Ces transformations de dépenses fiscales en crédits budgétaires continuent, néanmoins, à susciter des inquiétudes légitimes chez certains de nos collègues.
Une évaluation objective et partagée des dépenses fiscales ou sociales avant leur mutation en crédits budgétaires est toujours nécessaire, compte tenu de l’impact important que pourraient avoir des baisses de ressources sur la situation de l’emploi, dans un contexte de chômage de masse touchant plus particulièrement la jeunesse de chacun de nos territoires.
Moins d’une année après la publication du Livre bleu outre-mer et après l’adoption, en 2017, de la loi de programmation relative à l’égalité réelle outre-mer, il était nécessaire de mettre en place les premiers financements destinés aux contrats de convergence et de transformation qui découlent de ces deux dispositifs complémentaires.
Ces financements au titre de la politique contractuelle de l’État totalisent pour 2019 un montant additionnel de 23 millions d’euros en autorisations d’engagement et de 15 millions d’euros en crédits de paiement.
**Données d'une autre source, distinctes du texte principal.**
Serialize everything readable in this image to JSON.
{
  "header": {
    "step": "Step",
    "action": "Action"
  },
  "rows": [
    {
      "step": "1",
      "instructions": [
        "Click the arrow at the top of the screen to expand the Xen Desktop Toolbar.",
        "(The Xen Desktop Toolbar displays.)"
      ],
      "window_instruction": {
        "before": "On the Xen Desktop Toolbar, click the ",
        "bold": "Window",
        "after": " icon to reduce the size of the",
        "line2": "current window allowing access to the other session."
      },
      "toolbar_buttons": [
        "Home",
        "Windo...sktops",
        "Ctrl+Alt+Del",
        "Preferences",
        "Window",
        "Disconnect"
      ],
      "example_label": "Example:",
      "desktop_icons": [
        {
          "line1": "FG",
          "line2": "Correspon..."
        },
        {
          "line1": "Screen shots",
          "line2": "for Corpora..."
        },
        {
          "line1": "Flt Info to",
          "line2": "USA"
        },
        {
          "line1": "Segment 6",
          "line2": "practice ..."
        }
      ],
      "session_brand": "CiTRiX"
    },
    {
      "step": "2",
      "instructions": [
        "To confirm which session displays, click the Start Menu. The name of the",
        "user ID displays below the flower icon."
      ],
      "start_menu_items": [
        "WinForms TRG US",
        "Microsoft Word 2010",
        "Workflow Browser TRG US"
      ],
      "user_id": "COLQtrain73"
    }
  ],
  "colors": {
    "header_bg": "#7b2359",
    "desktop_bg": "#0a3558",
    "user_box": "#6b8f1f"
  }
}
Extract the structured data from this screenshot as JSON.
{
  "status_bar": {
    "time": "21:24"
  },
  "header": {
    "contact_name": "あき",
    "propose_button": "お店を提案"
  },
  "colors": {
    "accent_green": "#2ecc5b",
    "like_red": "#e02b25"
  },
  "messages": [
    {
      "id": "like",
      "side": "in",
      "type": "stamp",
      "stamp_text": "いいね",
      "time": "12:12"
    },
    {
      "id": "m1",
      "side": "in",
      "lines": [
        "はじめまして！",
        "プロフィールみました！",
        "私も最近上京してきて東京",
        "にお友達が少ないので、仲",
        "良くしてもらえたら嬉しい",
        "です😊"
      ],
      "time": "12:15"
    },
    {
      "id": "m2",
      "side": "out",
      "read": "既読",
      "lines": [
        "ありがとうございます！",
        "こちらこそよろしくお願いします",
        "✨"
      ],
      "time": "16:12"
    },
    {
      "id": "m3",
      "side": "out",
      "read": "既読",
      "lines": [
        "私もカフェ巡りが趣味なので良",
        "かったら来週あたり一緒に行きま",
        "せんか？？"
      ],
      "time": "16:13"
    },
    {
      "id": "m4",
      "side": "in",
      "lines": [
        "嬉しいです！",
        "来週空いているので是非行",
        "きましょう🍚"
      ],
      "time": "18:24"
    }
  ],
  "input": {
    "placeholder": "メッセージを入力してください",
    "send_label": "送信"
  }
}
Ils devront impérativement faire l’objet d’une montée en charge durant les prochains exercices afin d’atteindre les objectifs ambitieux assignés à la mise en œuvre de ces deux textes.
Considérant que ces plans se substitueront aux contrats en cours, qu’il s’agisse des contrats de plan, des contrats de développement ou des contrats de projets, avec un périmètre budgétaire élargi, il conviendra d’être particulièrement vigilant sur le respect des engagements financiers de l’État en fin d’exécution des conventions. Mon collègue corapporteur et moi-même avons rappelé à plusieurs reprises, à l’occasion de l’examen annuel de ces crédits, l’insuffisance des sommes inscrites à ce titre au regard des engagements contractuels pris par l’État lors de leur signature.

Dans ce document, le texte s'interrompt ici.